Veröffentlicht am 25.10.2012 in Allgemein

Dass die Expertenkommission zur Verwaltungs- und Gebietsreform ihre Ergebnisse erst im Januar vorlegen will, hat der innenpolitische Sprecher der SPD-Landtagsfraktion, Heiko Gentzel, als ärgerlich bezeichnet.

Die erneute Verzögerung sei vor allem deshalb ärgerlich, weil in der Vergangenheit leichtfertig Zeit verschenkt wurde. Gentzel: „Jetzt rächen sich die Versäumnisse des zweiten Jahres der Legislaturperiode, als Innenminister Jörg Geibert (CDU) auf die Bremse getreten ist.

Wenn er die Aufgabe frühzeitig angegangen wäre und nicht dauernd verzögert hätte, könnte längst das im Koalitionsvertrag vereinbarte Gutachten vorliegen.

Jetzt sei die Ministerpräsidentin gefordert. „Sie hat die Angelegenheit zur Chefsache erklärt, jetzt muss sie sich auch kümmern, dass sie vorankommt“, so Gentzel. Die SPD-Fraktion erwarte, dass sich die Landesregierung zügig an die Umsetzung der Empfehlungen zur Verwaltungs- und Gebietsreform macht, wenn die Expertenkommission im Januar ihre Vorschläge vorlegt.

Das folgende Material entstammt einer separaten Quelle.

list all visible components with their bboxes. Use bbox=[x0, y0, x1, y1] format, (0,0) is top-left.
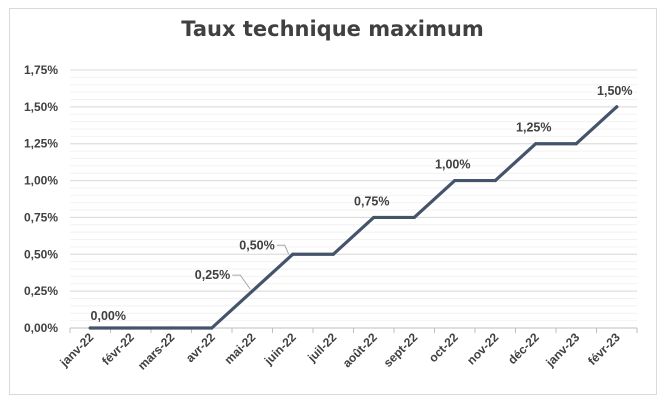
x-tick-label: juil-22 bbox=[304, 330, 339, 365]
data-point bbox=[291, 252, 295, 256]
x-tick-label: nov-22 bbox=[464, 330, 501, 367]
y-tick-label: 0,50% bbox=[24, 247, 58, 261]
data-point bbox=[534, 142, 538, 146]
data-point bbox=[250, 289, 254, 293]
y-tick-label: 0,25% bbox=[24, 284, 58, 298]
data-label: 0,50% bbox=[239, 238, 274, 252]
y-tick-label: 1,75% bbox=[24, 63, 58, 77]
data-label: 1,25% bbox=[516, 121, 551, 135]
x-tick-label: oct-22 bbox=[426, 330, 461, 365]
data-point bbox=[615, 105, 619, 109]
chart-title: Taux technique maximum bbox=[181, 17, 484, 41]
y-tick-label: 0,00% bbox=[24, 321, 58, 335]
x-tick-label: juin-22 bbox=[261, 330, 299, 368]
data-point bbox=[88, 326, 92, 330]
x-tick-label: janv-22 bbox=[57, 330, 97, 370]
data-labels: 0,00% 0,25% 0,50% 0,75% 1,00% 1,25% 1,50% bbox=[91, 84, 633, 323]
y-tick-label: 1,50% bbox=[24, 100, 58, 114]
x-tick-label: mai-22 bbox=[222, 330, 259, 367]
y-axis-ticks: 0,00% 0,25% 0,50% 0,75% 1,00% 1,25% 1,50% 1,75% bbox=[24, 63, 58, 335]
x-tick-label: sept-22 bbox=[381, 330, 421, 370]
x-tick-label: janv-23 bbox=[543, 330, 583, 370]
series-line bbox=[88, 105, 619, 330]
series-layer bbox=[88, 105, 619, 330]
data-point bbox=[210, 326, 214, 330]
data-label: 0,25% bbox=[195, 268, 230, 282]
y-tick-label: 1,00% bbox=[24, 174, 58, 188]
data-point bbox=[574, 142, 578, 146]
data-label: 0,00% bbox=[91, 309, 126, 323]
data-label: 1,00% bbox=[435, 158, 470, 172]
x-tick-label: mars-22 bbox=[135, 330, 178, 373]
grid-lines bbox=[70, 69, 637, 329]
x-tick-label: avr-22 bbox=[183, 330, 218, 365]
data-point bbox=[453, 178, 457, 183]
x-tick-label: févr-23 bbox=[585, 330, 623, 368]
x-tick-label: déc-22 bbox=[505, 330, 542, 367]
data-point bbox=[169, 326, 173, 330]
data-point bbox=[493, 178, 497, 183]
chart-frame bbox=[9, 8, 657, 395]
data-point bbox=[372, 215, 376, 220]
leader-line bbox=[232, 274, 251, 290]
data-label: 0,75% bbox=[354, 194, 389, 208]
data-point bbox=[412, 215, 416, 220]
y-tick-label: 0,75% bbox=[24, 210, 58, 224]
data-point bbox=[331, 252, 335, 256]
y-tick-label: 1,25% bbox=[24, 137, 58, 151]
data-label: 1,50% bbox=[597, 84, 632, 98]
x-tick-label: févr-22 bbox=[99, 330, 137, 368]
data-point bbox=[129, 326, 133, 330]
x-tick-label: août-22 bbox=[340, 330, 380, 370]
leader-line bbox=[276, 244, 290, 255]
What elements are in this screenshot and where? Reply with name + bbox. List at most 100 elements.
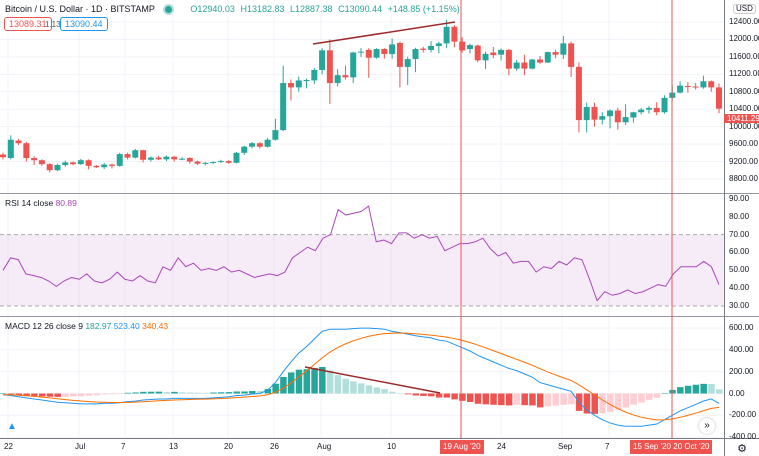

Die ersten Weichen müssen noch in dieser Legislaturperiode gestellt werden, fordert der SPD-Politiker. Positiv wertet er in diesem Zusammenhang die Ankündigung von Kommissionsmitglied Wolfgang Riotte, relativ konkrete Vorschläge unterbreiten zu wollen, die sowohl die Verwaltungs- als auch die Gebietsstruktur betreffen sollen.